COLORADO SPRINGS, Colo. – Gen. John Hyten is not a fighter pilot, the traditional realm from which the Air Force draws its top leaders. But the head of Air Force Space Command has his finger on the pulse of in every US military mission, in the sky and on the ground, and is using that advantage to move forward how the service deals with its space assets.

In a speech at the Space Foundation's annual National Space Symposium here Tuesday, Hyten rolled out a new vision to better integrate the ground, air and space components of the Pentagon's warfighting enterprise, dubbed the Space Enterprise Vision.

Get all Defense News coverage of the Space Symposium.

The Air Force briefed industry in a classified session today at the Space Symposium, but Hyten gave the audience on Tuesday a glimpse into the thinking behind the new strategy.

The SEV draws on several Air Force studies, including a recent effort called Air Superiority 2030 that explored how the service can maintain air dominance in an increasingly contested environment, Hyten said. Notably, the studies show that air superiority is "not all about the airplane," he stressed.

"The first thing you have to do to gain air superiority is make sure you can fly where you need to fly, that means we have to take down an enemy air defense system, and in order to take down an integrated air defense system you have to do a lot more than send an F-22 in," Hyten said. "There's all the domains that have to play at the same time, things have to happen simultaneously, that's multi-domain operations."

But an obstacle to Hyten's vision of an integrated, multi-domain enterprise is that current operations and acquisition processes are stove-piped.

"Now, we have to tear down the stovepipes and figure out how to do business new," Hyten said.

The Joint Interagency Combined Space Operations Center, or JICSpOC, established last year to create unity and facilitate information sharing across the national security space enterprise, is a key piece of this puzzle, Hyten said. The JICSpOC, located at Schriever Air Force Base here in Colorado Springs, has so far completed three experiments, and has learned that the intelligence community is the "key to everything," he said.
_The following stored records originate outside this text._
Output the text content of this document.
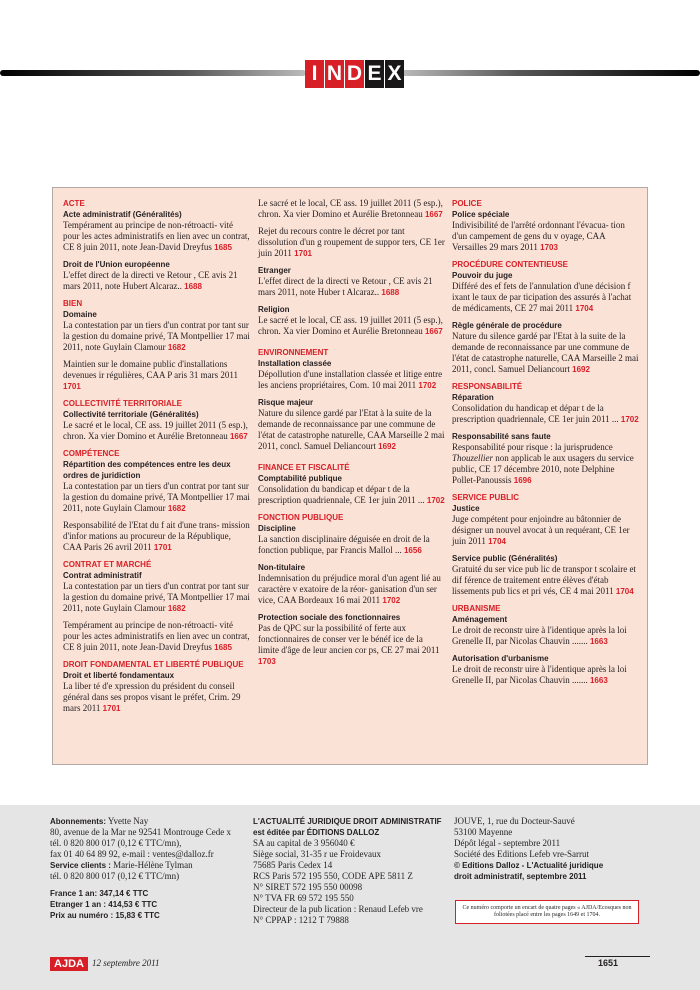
I N D E X

ACTE

Acte administratif (Généralités)

Tempérament au principe de non-rétroacti- vité pour les actes administratifs en lien avec un contrat, CE 8 juin 2011, note Jean-David Dreyfus 1685

Droit de l'Union européenne

L'effet direct de la directi ve Retour , CE avis 21 mars 2011, note Hubert Alcaraz.. 1688

BIEN

Domaine

La contestation par un tiers d'un contrat por tant sur la gestion du domaine privé, TA Montpellier 17 mai 2011, note Guylain Clamour 1682

Maintien sur le domaine public d'installations devenues ir régulières, CAA P aris 31 mars 2011 1701

COLLECTIVITÉ TERRITORIALE

Collectivité territoriale (Généralités)

Le sacré et le local, CE ass. 19 juillet 2011 (5 esp.), chron. Xa vier Domino et Aurélie Bretonneau 1667

COMPÉTENCE

Répartition des compétences entre les deux ordres de juridiction

La contestation par un tiers d'un contrat por tant sur la gestion du domaine privé, TA Montpellier 17 mai 2011, note Guylain Clamour 1682

Responsabilité de l'Etat du f ait d'une trans- mission d'infor mations au procureur de la République, CAA Paris 26 avril 2011 1701

CONTRAT ET MARCHÉ

Contrat administratif

La contestation par un tiers d'un contrat por tant sur la gestion du domaine privé, TA Montpellier 17 mai 2011, note Guylain Clamour 1682

Tempérament au principe de non-rétroacti- vité pour les actes administratifs en lien avec un contrat, CE 8 juin 2011, note Jean-David Dreyfus 1685

DROIT FONDAMENTAL ET LIBERTÉ PUBLIQUE

Droit et liberté fondamentaux

La liber té d'e xpression du président du conseil général dans ses propos visant le préfet, Crim. 29 mars 2011 1701

Le sacré et le local, CE ass. 19 juillet 2011 (5 esp.), chron. Xa vier Domino et Aurélie Bretonneau 1667

Rejet du recours contre le décret por tant dissolution d'un g roupement de suppor ters, CE 1er juin 2011 1701

Etranger

L'effet direct de la directi ve Retour , CE avis 21 mars 2011, note Huber t Alcaraz.. 1688

Religion

Le sacré et le local, CE ass. 19 juillet 2011 (5 esp.), chron. Xa vier Domino et Aurélie Bretonneau 1667

ENVIRONNEMENT

Installation classée

Dépollution d'une installation classée et litige entre les anciens propriétaires, Com. 10 mai 2011 1702

Risque majeur

Nature du silence gardé par l'Etat à la suite de la demande de reconnaissance par une commune de l'état de catastrophe naturelle, CAA Marseille 2 mai 2011, concl. Samuel Deliancourt 1692

FINANCE ET FISCALITÉ

Comptabilité publique

Consolidation du bandicap et dépar t de la prescription quadriennale, CE 1er juin 2011 ... 1702

FONCTION PUBLIQUE

Discipline

La sanction disciplinaire déguisée en droit de la fonction publique, par Francis Mallol ... 1656

Non-titulaire

Indemnisation du préjudice moral d'un agent lié au caractère v exatoire de la réor- ganisation d'un ser vice, CAA Bordeaux 16 mai 2011 1702

Protection sociale des fonctionnaires

Pas de QPC sur la possibilité of ferte aux fonctionnaires de conser ver le bénéf ice de la limite d'âge de leur ancien cor ps, CE 27 mai 2011 1703

POLICE

Police spéciale

Indivisibilité de l'arrêté ordonnant l'évacua- tion d'un campement de gens du v oyage, CAA Versailles 29 mars 2011 1703

PROCÉDURE CONTENTIEUSE

Pouvoir du juge

Différé des ef fets de l'annulation d'une décision f ixant le taux de par ticipation des assurés à l'achat de médicaments, CE 27 mai 2011 1704

Règle générale de procédure

Nature du silence gardé par l'Etat à la suite de la demande de reconnaissance par une commune de l'état de catastrophe naturelle, CAA Marseille 2 mai 2011, concl. Samuel Deliancourt 1692

RESPONSABILITÉ

Réparation

Consolidation du handicap et dépar t de la prescription quadriennale, CE 1er juin 2011 ... 1702

Responsabilité sans faute

Responsabilité pour risque : la jurisprudence Thouzellier non applicab le aux usagers du service public, CE 17 décembre 2010, note Delphine Pollet-Panoussis 1696

SERVICE PUBLIC

Justice

Juge compétent pour enjoindre au bâtonnier de désigner un nouvel avocat à un requérant, CE 1er juin 2011 1704

Service public (Généralités)

Gratuité du ser vice pub lic de transpor t scolaire et dif férence de traitement entre élèves d'étab lissements pub lics et pri vés, CE 4 mai 2011 1704

URBANISME

Aménagement

Le droit de reconstr uire à l'identique après la loi Grenelle II, par Nicolas Chauvin ....... 1663

Autorisation d'urbanisme

Le droit de reconstr uire à l'identique après la loi Grenelle II, par Nicolas Chauvin ....... 1663

Abonnements: Yvette Nay
80, avenue de la Mar ne 92541 Montrouge Cede x
tél. 0 820 800 017 (0,12 € TTC/mn),
fax 01 40 64 89 92, e-mail : ventes@dalloz.fr
Service clients : Marie-Hélène Tylman
tél. 0 820 800 017 (0,12 € TTC/mn)
France 1 an: 347,14 € TTC
Etranger 1 an : 414,53 € TTC
Prix au numéro : 15,83 € TTC
L'ACTUALITÉ JURIDIQUE DROIT ADMINISTRATIF
est éditée par ÉDITIONS DALLOZ
SA au capital de 3 956040 €
Siège social, 31-35 r ue Froidevaux
75685 Paris Cedex 14
RCS Paris 572 195 550, CODE APE 5811 Z
N° SIRET 572 195 550 00098
N° TVA FR 69 572 195 550
Directeur de la pub lication : Renaud Lefeb vre
N° CPPAP : 1212 T 79888
JOUVE, 1, rue du Docteur-Sauvé
53100 Mayenne
Dépôt légal - septembre 2011
Société des Editions Lefeb vre-Sarrut
© Editions Dalloz - L'Actualité juridique
droit administratif, septembre 2011
Ce numéro comporte un encart de quatre pages « AJDA/Ecosques non foliotées placé entre les pages 1649 et 1704.
AJDA 12 septembre 2011	1651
"So its all about the threat its all about the enterprise," Hyten said. "We have been given the greatest gift by the American people – their sons and daughters. Our job is to make sure they are never alone on the battlefield."

Hyten kicked off his presentation with a video showing how satellite communications are essential to operators all over the world, from UAV strikes in the Middle East to special operations missions. He stressed that the US must never let these soldiers down.

He posed an ominous question to the audience: "What if we lost space and cyberspace?"

"Those soldiers on the battlefield in the Middle East can never be left alone," he stressed.

Hyten is considered a top option to become the Air Force's next chief of staff after Gen. Mark Welsh retires this summer. If selected, he would be the first non-pilot to hold the position since the Air Force's creation in 1947.

Given the rumors about his next job, it was hard not to notice that he made a strong case for how a non-traditional position in the service gives him a unique understanding of how the Air Force operates, both internally and jointly, in the modern battlespace.

"A lot of people think that I am a warfighter, I am not," Hyten said. "My job is to lead the 36,000 men and women of AFSPC and organize, train and equip forces. We are working to create a resilient enterprise."